As I explained previously, Heller, based upon an egregious misreading of the Supreme Court’s decision in U.S. v. Miller (1939), coupled with an express rejection of the Second Amendment’s underlying goal, allows the prohibition of any arms that are not “in common use,” with “common” defined however legislators, executives, and judges see fit. Contradicting itself, Heller even expressly endorses a ban on the M16, the most common rifle in the organized militia (see 10 USC 311) for the last 50 years.

Furthermore, the malleable “common use” standard could be used as the basis for banning semi-automatic rifles such as the AR-15, today the rifle most “in common use” by the militia’s unorganized component and the rest of the citizenry, and the ammunition magazines they and semi-automatic handguns are designed to use. Potentially more importantly, it establishes a rationale for banning all arms of the future, especially those employing technologies not yet introduced, on the basis that they are not yet “common” by any definition of the word.

The commenter says Heller means “Americans have a right to keep and bear bearable arms, meaning arms that can be carried on someone’s person. That includes handguns, rifles, and shotguns.” However, that statement is not true, on multiple levels. First, as noted, Heller expressly endorsed a ban on M16 rifles and implicitly endorsed a ban on other firearms that government officials claim are not “in common use.”

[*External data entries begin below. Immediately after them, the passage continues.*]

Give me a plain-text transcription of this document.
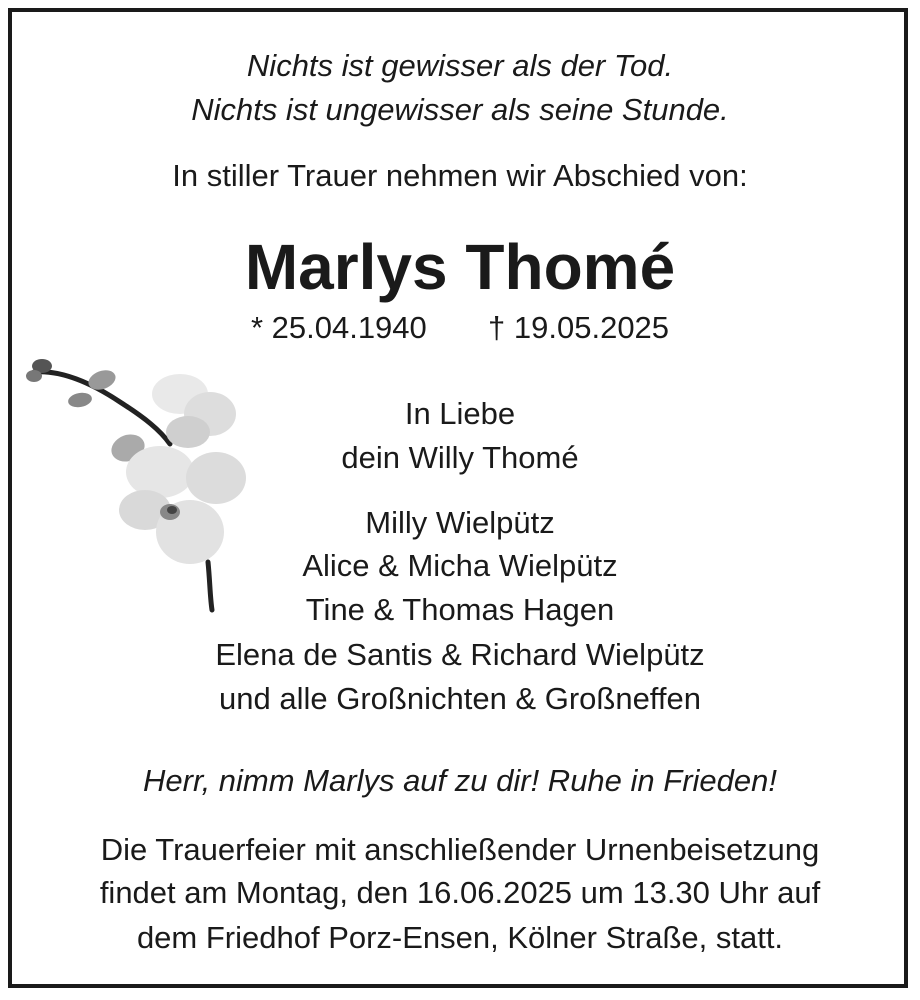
Nichts ist gewisser als der Tod.
Nichts ist ungewisser als seine Stunde.
In stiller Trauer nehmen wir Abschied von:
Marlys Thomé
* 25.04.1940 † 19.05.2025
In Liebe
dein Willy Thomé
Milly Wielpütz
Alice & Micha Wielpütz
Tine & Thomas Hagen
Elena de Santis & Richard Wielpütz
und alle Großnichten & Großneffen
Herr, nimm Marlys auf zu dir! Ruhe in Frieden!
Die Trauerfeier mit anschließender Urnenbeisetzung
findet am Montag, den 16.06.2025 um 13.30 Uhr auf
dem Friedhof Porz-Ensen, Kölner Straße, statt.
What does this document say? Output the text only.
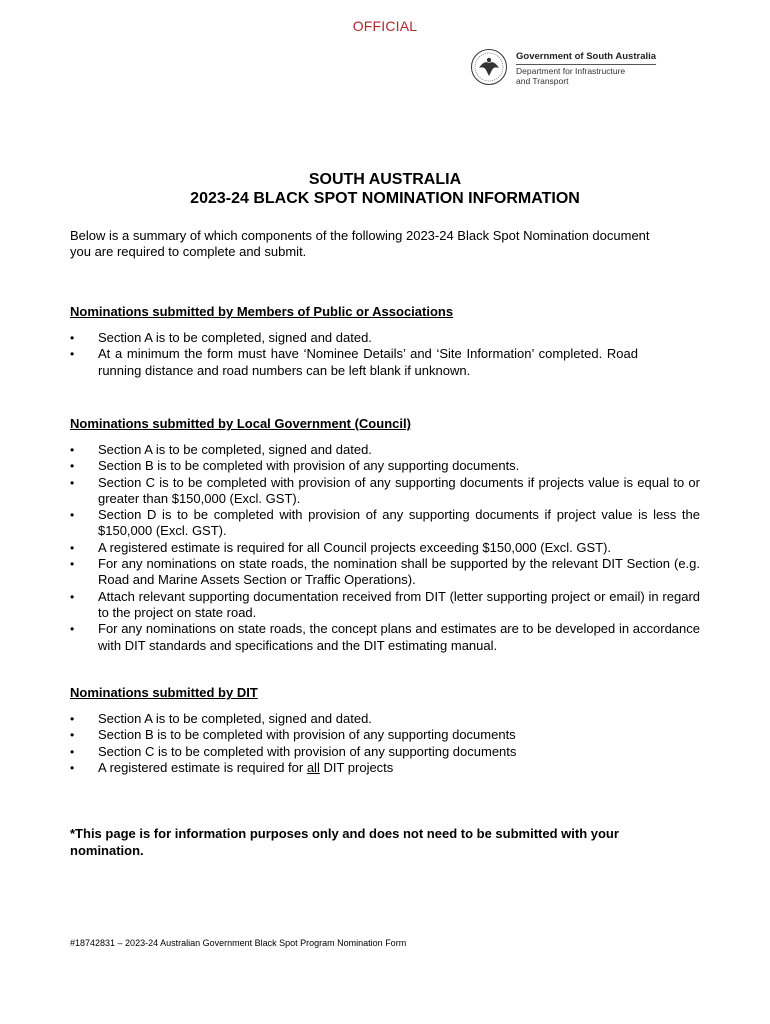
OFFICIAL
Government of South Australia
Department for Infrastructure
and Transport
SOUTH AUSTRALIA
2023-24 BLACK SPOT NOMINATION INFORMATION
Below is a summary of which components of the following 2023-24 Black Spot Nomination document you are required to complete and submit.
Nominations submitted by Members of Public or Associations
•	Section A is to be completed, signed and dated.
•	At a minimum the form must have ‘Nominee Details’ and ‘Site Information’ completed. Road running distance and road numbers can be left blank if unknown.
Nominations submitted by Local Government (Council)
•	Section A is to be completed, signed and dated.
•	Section B is to be completed with provision of any supporting documents.
•	Section C is to be completed with provision of any supporting documents if projects value is equal to or greater than $150,000 (Excl. GST).
•	Section D is to be completed with provision of any supporting documents if project value is less the $150,000 (Excl. GST).
•	A registered estimate is required for all Council projects exceeding $150,000 (Excl. GST).
•	For any nominations on state roads, the nomination shall be supported by the relevant DIT Section (e.g. Road and Marine Assets Section or Traffic Operations).
•	Attach relevant supporting documentation received from DIT (letter supporting project or email) in regard to the project on state road.
•	For any nominations on state roads, the concept plans and estimates are to be developed in accordance with DIT standards and specifications and the DIT estimating manual.
Nominations submitted by DIT
•	Section A is to be completed, signed and dated.
•	Section B is to be completed with provision of any supporting documents
•	Section C is to be completed with provision of any supporting documents
•	A registered estimate is required for all DIT projects
*This page is for information purposes only and does not need to be submitted with your nomination.
#18742831 – 2023-24 Australian Government Black Spot Program Nomination Form
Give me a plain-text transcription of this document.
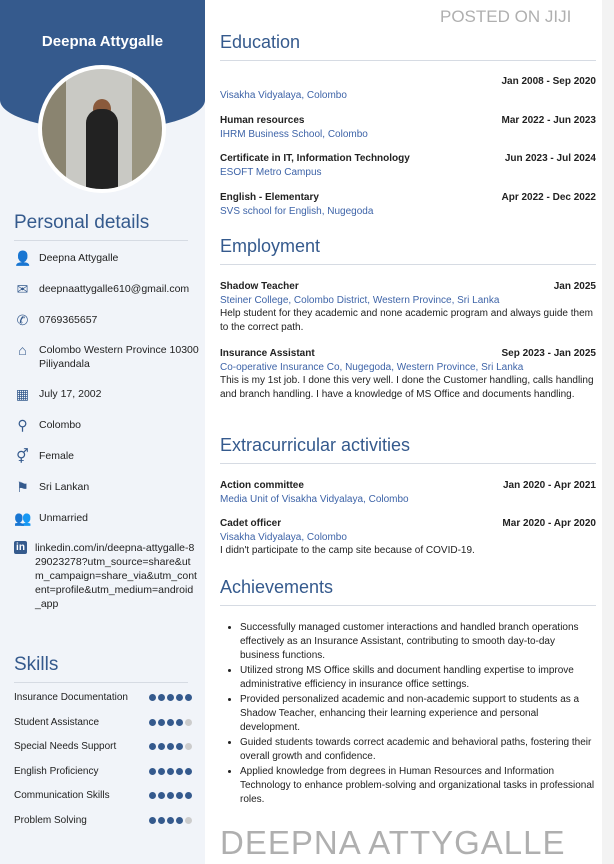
Deepna Attygalle
Personal details
Skills
Education
Employment
Extracurricular activities
Achievements
• Successfully managed customer interactions and handled branch operations effectively as an Insurance Assistant, contributing to smooth day-to-day business functions.
• Utilized strong MS Office skills and document handling expertise to improve administrative efficiency in insurance office settings.
• Provided personalized academic and non-academic support to students as a Shadow Teacher, enhancing their learning experience and personal development.
• Guided students towards correct academic and behavioral paths, fostering their overall growth and confidence.
• Applied knowledge from degrees in Human Resources and Information Technology to enhance problem-solving and organizational tasks in professional roles.
POSTED ON JIJI
DEEPNA ATTYGALLE
👤 Deepna Attygalle
✉ deepnaattygalle610@gmail.com
✆ 0769365657
⌂	Colombo Western Province 10300 Piliyandala
▦ July 17, 2002
⚲	Colombo
⚥ Female
⚑ Sri Lankan
👥 Unmarried
in linkedin.com/in/deepna-attygalle-829023278?utm_source=share&utm_campaign=share_via&utm_content=profile&utm_medium=android_app
Insurance Documentation
Student Assistance
Special Needs Support
English Proficiency
Communication Skills
Problem Solving
Jan 2008 - Sep 2020
Visakha Vidyalaya, Colombo
Human resources	Mar 2022 - Jun 2023
IHRM Business School, Colombo
Certificate in IT, Information Technology	Jun 2023 - Jul 2024
ESOFT Metro Campus
English - Elementary	Apr 2022 - Dec 2022
SVS school for English, Nugegoda
Shadow Teacher	Jan 2025
Steiner College, Colombo District, Western Province, Sri Lanka
Help student for they academic and none academic program and always guide them to the correct path.
Insurance Assistant	Sep 2023 - Jan 2025
Co-operative Insurance Co, Nugegoda, Western Province, Sri Lanka
This is my 1st job. I done this very well. I done the Customer handling, calls handling and branch handling. I have a knowledge of MS Office and documents handling.
Action committee	Jan 2020 - Apr 2021
Media Unit of Visakha Vidyalaya, Colombo
Cadet officer	Mar 2020 - Apr 2020
Visakha Vidyalaya, Colombo
I didn't participate to the camp site because of COVID-19.
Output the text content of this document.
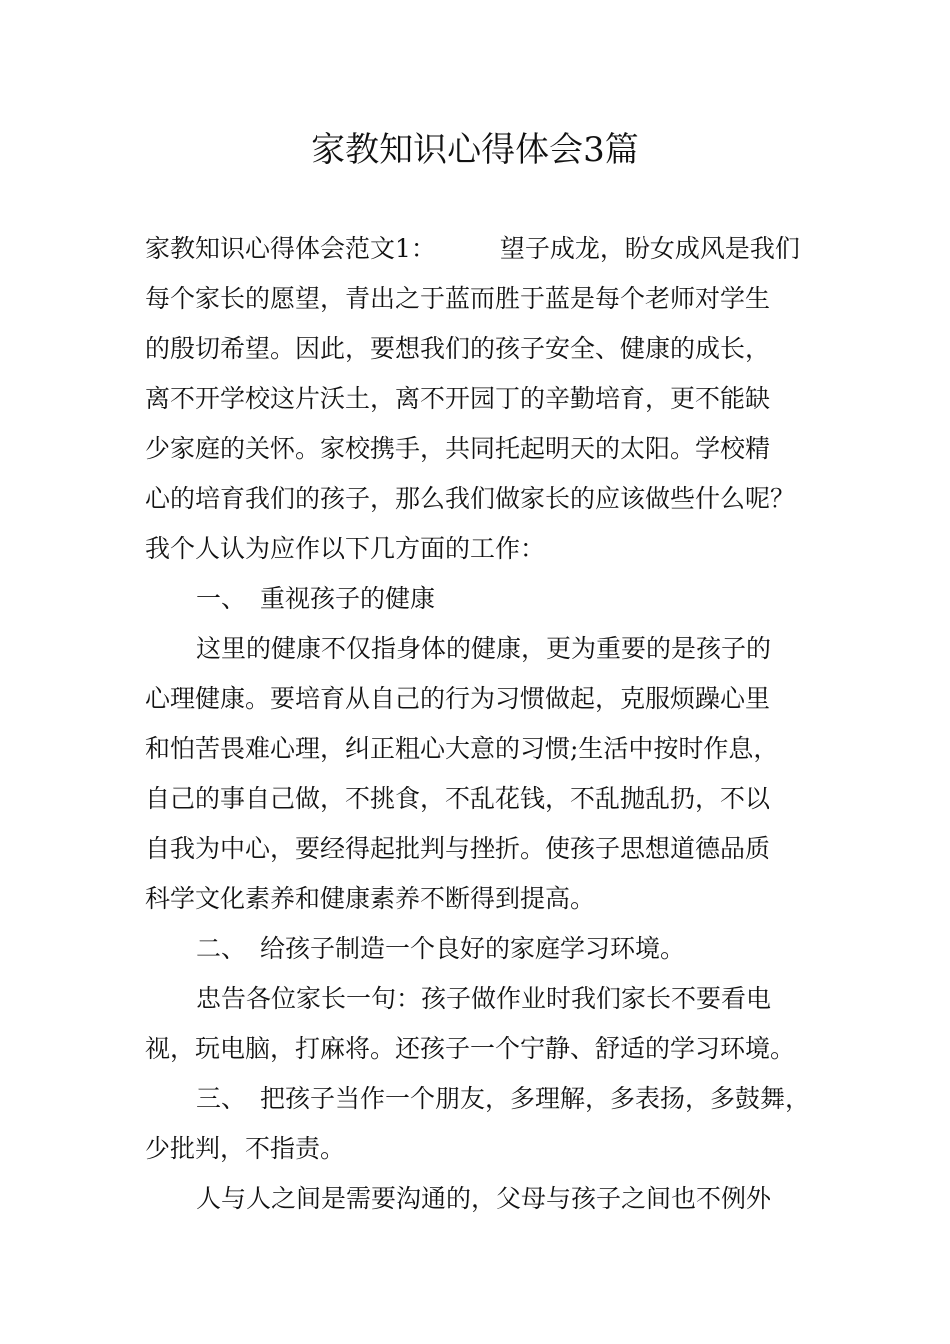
家教知识心得体会3篇
家教知识心得体会范文1：	望子成龙，盼女成风是我们
每个家长的愿望，青出之于蓝而胜于蓝是每个老师对学生
的殷切希望。因此，要想我们的孩子安全、健康的成长，
离不开学校这片沃土，离不开园丁的辛勤培育，更不能缺
少家庭的关怀。家校携手，共同托起明天的太阳。学校精
心的培育我们的孩子，那么我们做家长的应该做些什么呢？
我个人认为应作以下几方面的工作：
一、 重视孩子的健康
这里的健康不仅指身体的健康，更为重要的是孩子的
心理健康。要培育从自己的行为习惯做起，克服烦躁心里
和怕苦畏难心理，纠正粗心大意的习惯;生活中按时作息，
自己的事自己做，不挑食，不乱花钱，不乱抛乱扔，不以
自我为中心，要经得起批判与挫折。使孩子思想道德品质
科学文化素养和健康素养不断得到提高。
二、 给孩子制造一个良好的家庭学习环境。
忠告各位家长一句：孩子做作业时我们家长不要看电
视，玩电脑，打麻将。还孩子一个宁静、舒适的学习环境。
三、 把孩子当作一个朋友，多理解，多表扬，多鼓舞，
少批判，不指责。
人与人之间是需要沟通的，父母与孩子之间也不例外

More importantly, however, the notion that the right to arms is limited to not only “bearable arms,” but to only an artificial subset of them consisting of “handguns, rifles, and shotguns,” has no basis in the Second Amendment’s legislative history. Instead, it is an argument conceived several decades ago by lawyers fearful that asking the federal judiciary to recognize the full extent of the right to arms would result in rulings so adverse as to open the door for prohibiting some or all extant firearms, which could put some or all firearm manufacturers and perhaps one or another firearm advocacy organization out of business.

Gun hobbyists may be content with a combination of justices that might allow them to have guns for hunting and even for defending themselves against carjackers in a parking lot. But Kavanaugh will be the justice the Framers have been waiting for if he convinces at least four of his new colleagues that the right to arms is the right to all offensive and defensive arms without which defeating tyranny would not be possible, excluding only those that would give an individual a degree of power the Framers intended to be distributed among the people generally.

However, given that five of the highest officials in the federal government would likely take a dim view of the people possessing the tools with which to resist the federal government, gambling on the idea that the right to arms is safe because Kavanaugh or anyone else is on the Supreme Court is a gamble none of us should take. To protect the right to arms, vote like your life depends on it, because it might, and convince your fellow voters to do the same.